Identifying the Missing Person

Identifying missing persons, alive or dead, is essential to many investigations and has important consequences: It helps resolve criminal cases; provides vital statistics; satisfies the humanitarian needs of families, who are often desperate to know the fate of their loved ones; contributes to prevention; and lays the groundwork for other activities such as family reunification and community reconciliation. Therefore, it is imperative that forensic identification is carried out according to strict scientific standards.
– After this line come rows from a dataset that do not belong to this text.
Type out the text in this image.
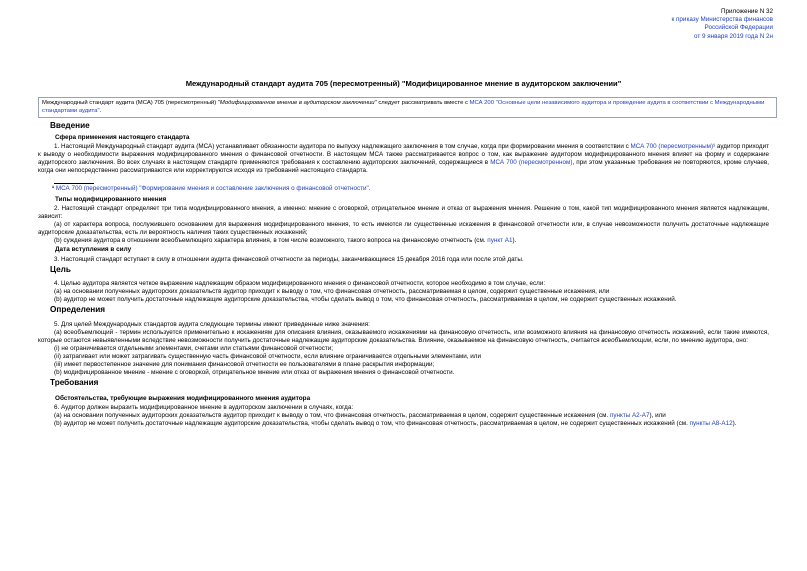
Приложение N 32
к приказу Министерства финансов
Российской Федерации
от 9 января 2019 года N 2н
Международный стандарт аудита 705 (пересмотренный) "Модифицированное мнение в аудиторском заключении"
Международный стандарт аудита (МСА) 705 (пересмотренный) "Модифицированное мнение в аудиторском заключении" следует рассматривать вместе с МСА 200 "Основные цели независимого аудитора и проведение аудита в соответствии с Международными стандартами аудита".
Введение
Сфера применения настоящего стандарта

1. Настоящий Международный стандарт аудита (МСА) устанавливает обязанности аудитора по выпуску надлежащего заключения в том случае, когда при формировании мнения в соответствии с МСА 700 (пересмотренным)¹ аудитор приходит к выводу о необходимости выражения модифицированного мнения о финансовой отчетности. В настоящем МСА также рассматривается вопрос о том, как выражение аудитором модифицированного мнения влияет на форму и содержание аудиторского заключения. Во всех случаях в настоящем стандарте применяются требования к составлению аудиторских заключений, содержащиеся в МСА 700 (пересмотренном), при этом указанные требования не повторяются, кроме случаев, когда они непосредственно рассматриваются или корректируются исходя из требований настоящего стандарта.

¹ МСА 700 (пересмотренный) "Формирование мнения и составление заключения о финансовой отчетности".
Типы модифицированного мнения

2. Настоящий стандарт определяет три типа модифицированного мнения, а именно: мнение с оговоркой, отрицательное мнение и отказ от выражения мнения. Решение о том, какой тип модифицированного мнения является надлежащим, зависит:

(a) от характера вопроса, послужившего основанием для выражения модифицированного мнения, то есть имеются ли существенные искажения в финансовой отчетности или, в случае невозможности получить достаточные надлежащие аудиторские доказательства, есть ли вероятность наличия таких существенных искажений;

(b) суждения аудитора в отношении всеобъемлющего характера влияния, в том числе возможного, такого вопроса на финансовую отчетность (см. пункт A1).

Дата вступления в силу

3. Настоящий стандарт вступает в силу в отношении аудита финансовой отчетности за периоды, заканчивающиеся 15 декабря 2016 года или после этой даты.

Цель

4. Целью аудитора является четкое выражение надлежащим образом модифицированного мнения о финансовой отчетности, которое необходимо в том случае, если:

(a) на основании полученных аудиторских доказательств аудитор приходит к выводу о том, что финансовая отчетность, рассматриваемая в целом, содержит существенные искажения, или

(b) аудитор не может получить достаточные надлежащие аудиторские доказательства, чтобы сделать вывод о том, что финансовая отчетность, рассматриваемая в целом, не содержит существенных искажений.

Определения

5. Для целей Международных стандартов аудита следующие термины имеют приведенные ниже значения:

(a) всеобъемлющий - термин используется применительно к искажениям для описания влияния, оказываемого искажениями на финансовую отчетность, или возможного влияния на финансовую отчетность искажений, если такие имеются, которые остаются невыявленными вследствие невозможности получить достаточные надлежащие аудиторские доказательства. Влияние, оказываемое на финансовую отчетность, считается всеобъемлющим, если, по мнению аудитора, оно:

(i) не ограничивается отдельными элементами, счетами или статьями финансовой отчетности;

(ii) затрагивает или может затрагивать существенную часть финансовой отчетности, если влияние ограничивается отдельными элементами, или

(iii) имеет первостепенное значение для понимания финансовой отчетности ее пользователями в плане раскрытия информации;

(b) модифицированное мнение - мнение с оговоркой, отрицательное мнение или отказ от выражения мнения о финансовой отчетности.

Требования
Обстоятельства, требующие выражения модифицированного мнения аудитора

6. Аудитор должен выразить модифицированное мнение в аудиторском заключении в случаях, когда:

(a) на основании полученных аудиторских доказательств аудитор приходит к выводу о том, что финансовая отчетность, рассматриваемая в целом, содержит существенные искажения (см. пункты A2-A7), или

(b) аудитор не может получить достаточные надлежащие аудиторские доказательства, чтобы сделать вывод о том, что финансовая отчетность, рассматриваемая в целом, не содержит существенных искажений (см. пункты A8-A12).
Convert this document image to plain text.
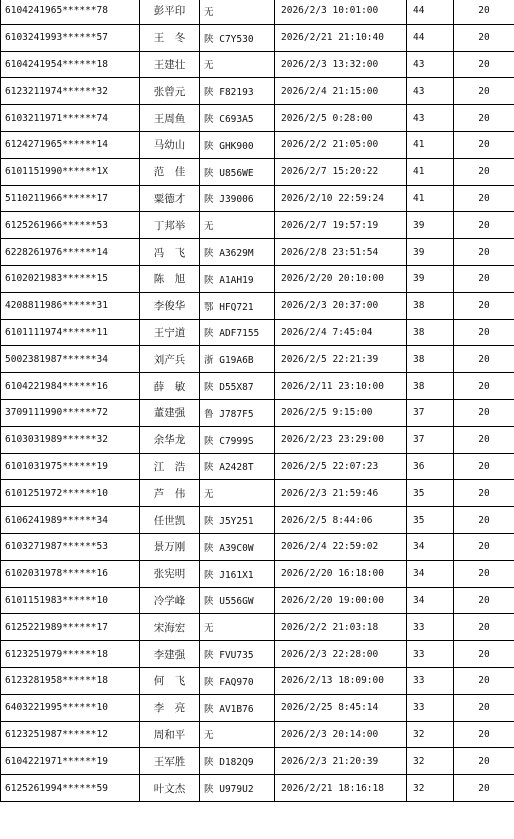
6104241965******78	彭平印	无	2026/2/3 10:01:00	44	20
6103241993******57	王　冬	陕 C7Y530	2026/2/21 21:10:40	44	20
6104241954******18	王建壮	无	2026/2/3 13:32:00	43	20
6123211974******32	张曾元	陕 F82193	2026/2/4 21:15:00	43	20
6103211971******74	王周鱼	陕 C693A5	2026/2/5 0:28:00	43	20
6124271965******14	马幼山	陕 GHK900	2026/2/2 21:05:00	41	20
6101151990******1X	范　佳	陕 U856WE	2026/2/7 15:20:22	41	20
5110211966******17	粟德才	陕 J39006	2026/2/10 22:59:24	41	20
6125261966******53	丁邦举	无	2026/2/7 19:57:19	39	20
6228261976******14	冯　飞	陕 A3629M	2026/2/8 23:51:54	39	20
6102021983******15	陈　旭	陕 A1AH19	2026/2/20 20:10:00	39	20
4208811986******31	李俊华	鄂 HFQ721	2026/2/3 20:37:00	38	20
6101111974******11	王宁道	陕 ADF7155	2026/2/4 7:45:04	38	20
5002381987******34	刘产兵	浙 G19A6B	2026/2/5 22:21:39	38	20
6104221984******16	薛　敏	陕 D55X87	2026/2/11 23:10:00	38	20
3709111990******72	董建强	鲁 J787F5	2026/2/5 9:15:00	37	20
6103031989******32	余华龙	陕 C7999S	2026/2/23 23:29:00	37	20
6101031975******19	江　浩	陕 A2428T	2026/2/5 22:07:23	36	20
6101251972******10	芦　伟	无	2026/2/3 21:59:46	35	20
6106241989******34	任世凯	陕 J5Y251	2026/2/5 8:44:06	35	20
6103271987******53	景万刚	陕 A39C0W	2026/2/4 22:59:02	34	20
6102031978******16	张宪明	陕 J161X1	2026/2/20 16:18:00	34	20
6101151983******10	冷学峰	陕 U556GW	2026/2/20 19:00:00	34	20
6125221989******17	宋海宏	无	2026/2/2 21:03:18	33	20
6123251979******18	李建强	陕 FVU735	2026/2/3 22:28:00	33	20
6123281958******18	何　飞	陕 FAQ970	2026/2/13 18:09:00	33	20
6403221995******10	李　亮	陕 AV1B76	2026/2/25 8:45:14	33	20
6123251987******12	周和平	无	2026/2/3 20:14:00	32	20
6104221971******19	王军胜	陕 D182Q9	2026/2/3 21:20:39	32	20
6125261994******59	叶文杰	陕 U979U2	2026/2/21 18:16:18	32	20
In contexts where the search for and identification of missing persons occur in open population events, the identification process is complex and involves a number of steps. The identification process requires an adequate collection of information that must be centralized, consolidated and adequately analysed. This information should form a minimum case file (MP) for the missing person, which includes medical and social data, and which is to be compared against information on unidentified persons (UPD).

It is important that the MP case file is clearly differentiated from a database of persons reported as deceased. This is critical in order to prevent duplication of cases. In addition, each missing person should be assigned a unique file number. This ensures that each person has his/her own MP, avoids confusion due to misspelling of names and allows for effective communication and professional management of all associated files.

Searching for the Missing Person

Many family members and friends have a strong desire to locate the missing person and know their fate and whereabouts. They often undertake a great deal of research on their own, especially when several years have passed since the disappearance. This can lead to information regarding other missing persons, locations of grave sites, and more. It is important to record this information and pass it along to investigators.

Another important step is to get the local media involved. This can help raise awareness across a larger geographic area more quickly. Contact your local television network, papers, online news outlets, and even blogs that receive a lot of traffic in the area. Share photos, clues, and information with them, and ask if they can run a story. The more people that know the missing person is missing, the greater your chances of finding them.

Additionally, it is important to check hospitals and clinics in the area where the individual was last seen. Many patients are admitted without a form of identification, and in some cases the family may be able to provide a description that will help identify the patient. It is also a good idea to check with local jails and prisons, as they can often tell you the location of missing persons who have been arrested.

Finding the Missing Person

Once a missing person report has been filed police will start to actively search for the person in question. Depending on the circumstances, this may include a physical search by people on foot, search dogs, helicopters or other specialist equipment. In some cases, a ‘hasty’ search is carried out to quickly check local areas and this may then be followed or replaced by a more structured search operation.

It is important that families remain in contact with police and keep them informed of any information they might have. Families should be given a single point of contact at the police and this person should be able to update them regularly as they are able to do so.

If the missing person is known to use social media, it is advisable to thoroughly review their accounts. This is to ensure that no clues are missed. Also, it is a good idea to reach out to their friends to ask about any activity that might be of interest.

Another useful place to check is hospitals and clinics in a local area. Often the person may be admitted to the hospital as an unidentified patient and this will provide vital clues as to their whereabouts. Also, if your missing person has any criminal records, check the jails and prisons in the area to see if they are currently incarcerated. At North American Investigations, we have helped many clients reconnect with children, lovers and relatives who have been missing for up to fifty years!